Andy Brogan, global oil and gas transaction advisory services leader at E&Y and author of the report, said: "NOCs and supermajors continue to show a real determination to push ahead with their major capital expenditure plans this year, at least for now. The year 2008 was a record year for capital investment by the sector and 2009 is shaping up to be another record year. Companies are wary of finding themselves in a position where they have to play catch-up on investment when the upturn materialises." He said despite IEA current estimates for oil demand, investment is still required in production capacity enhancement projects to offset falling output due to natural field depletion. "Most oil and gas companies have indicated they will spend more than half of their capital investment on upstream operations."

Brazil and China of the Bric economies are emerging as powerhouses for the upstream investments, E&Y said. "The economic slowdown, a dramatic fall in oil prices and investors' flight from risk have left many reserve-rich state-owned oil and gas companies less able to finance projects with surplus cash flows. Some NOCs are looking at cost-cutting measures, while countries such as Indonesia are introducing stimulus packages to aid the sector. Many reserve holders' ambitions to expand overseas are also being scaled back to prioritise domestic projects. However, substantial financial commitments are still being made for oil and gas projects in China and Brazil."

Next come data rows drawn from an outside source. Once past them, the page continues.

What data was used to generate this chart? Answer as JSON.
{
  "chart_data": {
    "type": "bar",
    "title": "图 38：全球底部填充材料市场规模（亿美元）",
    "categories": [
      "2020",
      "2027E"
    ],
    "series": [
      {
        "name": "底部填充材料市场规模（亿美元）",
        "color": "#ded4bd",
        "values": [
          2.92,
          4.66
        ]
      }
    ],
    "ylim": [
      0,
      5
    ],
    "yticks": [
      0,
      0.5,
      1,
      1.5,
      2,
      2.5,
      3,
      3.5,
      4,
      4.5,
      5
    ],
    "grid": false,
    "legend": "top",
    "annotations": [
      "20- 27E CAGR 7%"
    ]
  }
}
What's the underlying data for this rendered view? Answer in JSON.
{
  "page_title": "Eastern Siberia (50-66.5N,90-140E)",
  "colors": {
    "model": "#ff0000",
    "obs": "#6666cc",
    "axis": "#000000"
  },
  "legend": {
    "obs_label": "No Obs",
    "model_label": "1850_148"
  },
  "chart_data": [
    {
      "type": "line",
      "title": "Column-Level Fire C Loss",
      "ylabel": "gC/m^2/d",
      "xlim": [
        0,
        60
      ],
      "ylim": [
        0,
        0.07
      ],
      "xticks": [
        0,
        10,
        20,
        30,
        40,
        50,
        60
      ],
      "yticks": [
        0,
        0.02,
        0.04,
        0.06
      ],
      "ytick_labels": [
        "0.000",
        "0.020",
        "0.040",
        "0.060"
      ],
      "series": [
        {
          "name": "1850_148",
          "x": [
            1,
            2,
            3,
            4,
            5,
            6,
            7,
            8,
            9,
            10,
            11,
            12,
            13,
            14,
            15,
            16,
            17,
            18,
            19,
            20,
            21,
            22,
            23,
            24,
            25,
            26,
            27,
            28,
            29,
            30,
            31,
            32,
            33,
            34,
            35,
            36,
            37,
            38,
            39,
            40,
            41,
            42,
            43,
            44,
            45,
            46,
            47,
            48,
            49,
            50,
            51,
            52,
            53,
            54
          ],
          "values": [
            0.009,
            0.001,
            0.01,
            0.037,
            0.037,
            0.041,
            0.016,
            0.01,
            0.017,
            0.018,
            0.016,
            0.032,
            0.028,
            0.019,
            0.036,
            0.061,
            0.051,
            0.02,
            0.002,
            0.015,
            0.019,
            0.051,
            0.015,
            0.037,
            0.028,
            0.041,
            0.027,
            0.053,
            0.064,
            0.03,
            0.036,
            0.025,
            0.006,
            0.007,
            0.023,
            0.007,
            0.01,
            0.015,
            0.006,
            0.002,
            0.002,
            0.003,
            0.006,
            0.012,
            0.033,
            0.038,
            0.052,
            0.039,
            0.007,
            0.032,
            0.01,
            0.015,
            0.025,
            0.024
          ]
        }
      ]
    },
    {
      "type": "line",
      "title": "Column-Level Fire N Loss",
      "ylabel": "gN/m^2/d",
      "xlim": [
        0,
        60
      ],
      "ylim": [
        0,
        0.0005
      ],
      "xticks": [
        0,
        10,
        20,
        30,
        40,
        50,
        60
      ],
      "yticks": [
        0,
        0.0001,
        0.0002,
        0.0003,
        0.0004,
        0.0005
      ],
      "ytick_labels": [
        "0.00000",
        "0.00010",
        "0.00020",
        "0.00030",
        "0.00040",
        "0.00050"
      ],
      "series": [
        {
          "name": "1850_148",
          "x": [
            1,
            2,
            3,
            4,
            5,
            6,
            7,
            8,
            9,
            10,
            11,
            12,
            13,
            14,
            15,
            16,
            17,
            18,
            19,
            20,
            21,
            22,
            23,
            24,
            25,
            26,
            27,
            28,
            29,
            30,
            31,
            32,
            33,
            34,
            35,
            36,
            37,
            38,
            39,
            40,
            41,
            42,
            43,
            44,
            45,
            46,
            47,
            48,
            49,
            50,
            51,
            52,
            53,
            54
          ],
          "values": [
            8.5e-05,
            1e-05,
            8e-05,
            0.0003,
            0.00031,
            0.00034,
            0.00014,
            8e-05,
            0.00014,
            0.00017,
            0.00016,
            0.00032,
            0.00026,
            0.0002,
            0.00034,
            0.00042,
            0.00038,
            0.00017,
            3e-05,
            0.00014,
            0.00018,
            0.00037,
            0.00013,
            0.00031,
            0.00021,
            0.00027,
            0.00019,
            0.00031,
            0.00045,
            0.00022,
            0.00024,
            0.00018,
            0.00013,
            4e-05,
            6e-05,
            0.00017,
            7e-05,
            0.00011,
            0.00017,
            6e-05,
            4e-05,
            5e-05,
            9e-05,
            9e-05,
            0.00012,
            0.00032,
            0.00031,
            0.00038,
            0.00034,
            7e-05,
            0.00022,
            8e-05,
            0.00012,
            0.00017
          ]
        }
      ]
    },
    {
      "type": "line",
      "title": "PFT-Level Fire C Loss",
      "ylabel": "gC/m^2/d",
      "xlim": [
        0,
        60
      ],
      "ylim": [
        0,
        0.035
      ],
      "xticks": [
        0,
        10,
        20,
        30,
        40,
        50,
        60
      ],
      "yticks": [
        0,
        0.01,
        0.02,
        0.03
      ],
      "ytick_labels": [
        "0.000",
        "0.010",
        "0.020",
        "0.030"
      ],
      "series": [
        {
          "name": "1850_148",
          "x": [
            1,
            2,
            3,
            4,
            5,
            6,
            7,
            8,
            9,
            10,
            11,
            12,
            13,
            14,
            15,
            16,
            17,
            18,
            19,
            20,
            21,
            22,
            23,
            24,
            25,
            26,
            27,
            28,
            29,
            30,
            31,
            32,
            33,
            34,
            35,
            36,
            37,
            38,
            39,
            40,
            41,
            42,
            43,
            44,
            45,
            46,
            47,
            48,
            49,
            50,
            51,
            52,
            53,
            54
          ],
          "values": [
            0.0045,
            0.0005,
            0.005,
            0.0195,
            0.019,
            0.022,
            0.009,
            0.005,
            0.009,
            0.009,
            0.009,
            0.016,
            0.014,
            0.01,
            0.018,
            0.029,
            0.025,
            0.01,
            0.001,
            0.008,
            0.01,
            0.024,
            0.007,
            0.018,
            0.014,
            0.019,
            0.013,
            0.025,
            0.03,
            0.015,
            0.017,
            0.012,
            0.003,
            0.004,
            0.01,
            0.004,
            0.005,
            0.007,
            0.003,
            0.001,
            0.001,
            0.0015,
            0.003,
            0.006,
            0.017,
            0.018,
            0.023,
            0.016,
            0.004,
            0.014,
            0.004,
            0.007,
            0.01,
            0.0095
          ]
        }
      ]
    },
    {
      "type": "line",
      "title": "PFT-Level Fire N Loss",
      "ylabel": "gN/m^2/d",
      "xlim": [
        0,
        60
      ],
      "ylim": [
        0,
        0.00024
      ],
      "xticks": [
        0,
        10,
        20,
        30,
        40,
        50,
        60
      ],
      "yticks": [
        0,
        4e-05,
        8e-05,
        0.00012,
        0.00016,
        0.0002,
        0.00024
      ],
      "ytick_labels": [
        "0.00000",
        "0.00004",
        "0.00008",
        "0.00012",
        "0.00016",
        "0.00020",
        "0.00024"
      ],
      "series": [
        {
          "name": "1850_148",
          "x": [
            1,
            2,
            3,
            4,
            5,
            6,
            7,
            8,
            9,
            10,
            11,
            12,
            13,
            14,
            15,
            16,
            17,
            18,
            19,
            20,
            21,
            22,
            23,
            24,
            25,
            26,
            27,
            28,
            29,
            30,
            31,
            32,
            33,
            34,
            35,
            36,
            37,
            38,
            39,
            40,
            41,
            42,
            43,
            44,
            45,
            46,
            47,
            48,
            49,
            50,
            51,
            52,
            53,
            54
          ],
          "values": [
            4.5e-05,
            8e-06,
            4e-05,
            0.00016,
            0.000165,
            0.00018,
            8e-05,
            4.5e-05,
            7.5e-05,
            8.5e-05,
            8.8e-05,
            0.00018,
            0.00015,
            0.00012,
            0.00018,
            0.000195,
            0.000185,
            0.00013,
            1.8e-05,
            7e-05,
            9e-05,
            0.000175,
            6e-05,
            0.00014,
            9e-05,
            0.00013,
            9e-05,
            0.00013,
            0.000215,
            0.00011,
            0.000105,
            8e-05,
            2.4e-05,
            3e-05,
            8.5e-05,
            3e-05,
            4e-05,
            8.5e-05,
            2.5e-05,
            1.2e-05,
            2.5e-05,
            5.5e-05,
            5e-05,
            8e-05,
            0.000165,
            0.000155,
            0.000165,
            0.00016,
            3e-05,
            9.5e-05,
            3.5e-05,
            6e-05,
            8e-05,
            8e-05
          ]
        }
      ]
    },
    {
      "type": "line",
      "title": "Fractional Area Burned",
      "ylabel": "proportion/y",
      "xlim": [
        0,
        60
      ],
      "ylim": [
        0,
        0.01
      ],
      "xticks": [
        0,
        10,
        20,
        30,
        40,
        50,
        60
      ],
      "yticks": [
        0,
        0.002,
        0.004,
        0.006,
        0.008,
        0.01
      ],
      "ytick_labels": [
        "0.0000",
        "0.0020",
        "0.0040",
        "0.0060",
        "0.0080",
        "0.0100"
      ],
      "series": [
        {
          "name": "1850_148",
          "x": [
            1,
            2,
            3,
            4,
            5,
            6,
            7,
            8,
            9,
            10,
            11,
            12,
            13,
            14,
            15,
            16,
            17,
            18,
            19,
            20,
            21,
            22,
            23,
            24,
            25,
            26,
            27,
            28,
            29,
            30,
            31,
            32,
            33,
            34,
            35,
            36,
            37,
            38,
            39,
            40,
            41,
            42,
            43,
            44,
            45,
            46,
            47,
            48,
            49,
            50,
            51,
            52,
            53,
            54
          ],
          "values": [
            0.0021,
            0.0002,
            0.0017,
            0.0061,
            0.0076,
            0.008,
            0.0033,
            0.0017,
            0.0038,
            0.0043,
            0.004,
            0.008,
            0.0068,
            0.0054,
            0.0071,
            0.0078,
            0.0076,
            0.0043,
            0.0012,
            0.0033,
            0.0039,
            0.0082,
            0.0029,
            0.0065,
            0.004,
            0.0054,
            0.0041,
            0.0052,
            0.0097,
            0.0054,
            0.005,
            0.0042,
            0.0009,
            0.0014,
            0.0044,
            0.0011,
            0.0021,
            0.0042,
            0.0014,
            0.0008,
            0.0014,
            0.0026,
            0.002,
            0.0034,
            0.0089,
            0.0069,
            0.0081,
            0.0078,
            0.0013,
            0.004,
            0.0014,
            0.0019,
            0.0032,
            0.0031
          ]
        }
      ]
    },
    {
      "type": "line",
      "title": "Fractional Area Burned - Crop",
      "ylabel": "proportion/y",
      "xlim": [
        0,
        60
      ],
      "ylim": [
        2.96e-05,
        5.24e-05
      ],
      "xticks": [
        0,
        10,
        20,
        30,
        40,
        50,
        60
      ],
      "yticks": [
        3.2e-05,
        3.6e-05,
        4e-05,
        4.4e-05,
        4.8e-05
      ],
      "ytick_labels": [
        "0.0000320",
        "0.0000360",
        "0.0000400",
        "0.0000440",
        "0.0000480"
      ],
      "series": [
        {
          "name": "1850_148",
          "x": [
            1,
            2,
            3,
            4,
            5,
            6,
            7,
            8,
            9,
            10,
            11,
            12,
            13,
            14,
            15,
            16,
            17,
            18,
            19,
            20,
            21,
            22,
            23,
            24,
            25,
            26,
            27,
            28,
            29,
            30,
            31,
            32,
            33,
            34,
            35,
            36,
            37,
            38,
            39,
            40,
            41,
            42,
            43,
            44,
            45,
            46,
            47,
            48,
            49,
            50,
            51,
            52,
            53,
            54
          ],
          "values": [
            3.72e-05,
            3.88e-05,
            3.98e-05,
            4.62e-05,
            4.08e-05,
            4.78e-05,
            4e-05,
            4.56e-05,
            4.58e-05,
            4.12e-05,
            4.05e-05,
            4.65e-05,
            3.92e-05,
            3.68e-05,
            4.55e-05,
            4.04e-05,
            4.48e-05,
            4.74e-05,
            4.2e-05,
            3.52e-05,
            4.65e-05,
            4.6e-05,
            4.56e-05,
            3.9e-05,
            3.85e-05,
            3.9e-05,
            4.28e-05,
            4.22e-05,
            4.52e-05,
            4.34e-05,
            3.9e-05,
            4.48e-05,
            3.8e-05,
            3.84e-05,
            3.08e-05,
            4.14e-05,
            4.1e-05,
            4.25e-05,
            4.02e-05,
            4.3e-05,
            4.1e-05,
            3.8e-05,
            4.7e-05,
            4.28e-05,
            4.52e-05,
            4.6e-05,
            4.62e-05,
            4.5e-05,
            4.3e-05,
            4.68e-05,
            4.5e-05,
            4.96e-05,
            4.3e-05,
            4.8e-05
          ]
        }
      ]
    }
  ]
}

Brazil is set to become a major producer following pre-salt discoveries by Petrobras, which plans to invest $28bn in pre-salt areas as part of its $174bn business plan to 2013 – around 90 per cent of its total investment will be targeted at projects in Brazil, E&Y said. Brazil apparently has also made good investments in developing LNG technology. The country recently introduced a facility where liquefaction of gas into LNG could be carried out onboard a ship. The technology is now reportedly being replicated in Japan – the country which is the highest consumer of LNG in the world.

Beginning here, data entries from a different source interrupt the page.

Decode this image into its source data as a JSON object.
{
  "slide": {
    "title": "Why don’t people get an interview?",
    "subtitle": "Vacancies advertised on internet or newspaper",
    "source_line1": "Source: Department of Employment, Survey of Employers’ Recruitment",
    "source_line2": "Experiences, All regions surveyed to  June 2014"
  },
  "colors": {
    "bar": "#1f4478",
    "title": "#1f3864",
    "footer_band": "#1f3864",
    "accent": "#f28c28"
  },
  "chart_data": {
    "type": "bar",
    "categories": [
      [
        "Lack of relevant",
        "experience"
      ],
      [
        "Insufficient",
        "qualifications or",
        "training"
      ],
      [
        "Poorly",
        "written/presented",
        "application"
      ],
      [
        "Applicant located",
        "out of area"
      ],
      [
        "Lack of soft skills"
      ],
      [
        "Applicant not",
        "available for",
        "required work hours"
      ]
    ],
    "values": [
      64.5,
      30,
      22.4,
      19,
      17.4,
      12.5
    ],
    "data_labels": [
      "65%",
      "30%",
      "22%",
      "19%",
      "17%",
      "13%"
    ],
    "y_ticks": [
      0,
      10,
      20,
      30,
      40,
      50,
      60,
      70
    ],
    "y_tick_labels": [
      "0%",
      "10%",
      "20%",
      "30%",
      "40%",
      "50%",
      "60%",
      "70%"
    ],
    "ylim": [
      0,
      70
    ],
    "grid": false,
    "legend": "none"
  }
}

"The investment allocated by Petrobras for 2009 represents 38 per cent of the planned $91bn expenditure by South American NOCs this year, with Asian NOCs collectively to invest more than $98bn, almost half ($42bn) of which has been allocated by China's CNPC," E&Y said.

By comparison, the combined capital expenditure of NOCs in Africa, CIS and the Middle East is a fraction of their Asian and South American counterparts put together. The report calculated that the NOCs of Africa announced $21bn of investment this year compared to $36bn for the CIS and $29bn for the Middle East.

Don Painter, Leader of E&Y's Middle East Oil and Gas Practice, said: "While public figures suggest the investment Middle East NOCs have committed to this year is below the levels of NOCs in Asia and South America, there is still plenty of cash available in the Middle East for the right type of investment. Cash-rich GCC producers are currently evaluating investment options that match their ROI aspirations. They are still seeking appropriate investment opportunities in the region and elsewhere. The slowdown in their capital expenditure does not reflect their appetite for major investments.''

Interestingly, the IOCs would not only offer technical expertise but also the much-needed access to finances to the NOCs, E&Y said. "When the NOCs had easy access to capital they were in a position to dictate terms with their IOC partners, but the volatility in financial markets means that IOCs with sufficient liquidity will be able to offer potential partners not only technological and operational expertise but also access to much needed capital," said Brogan.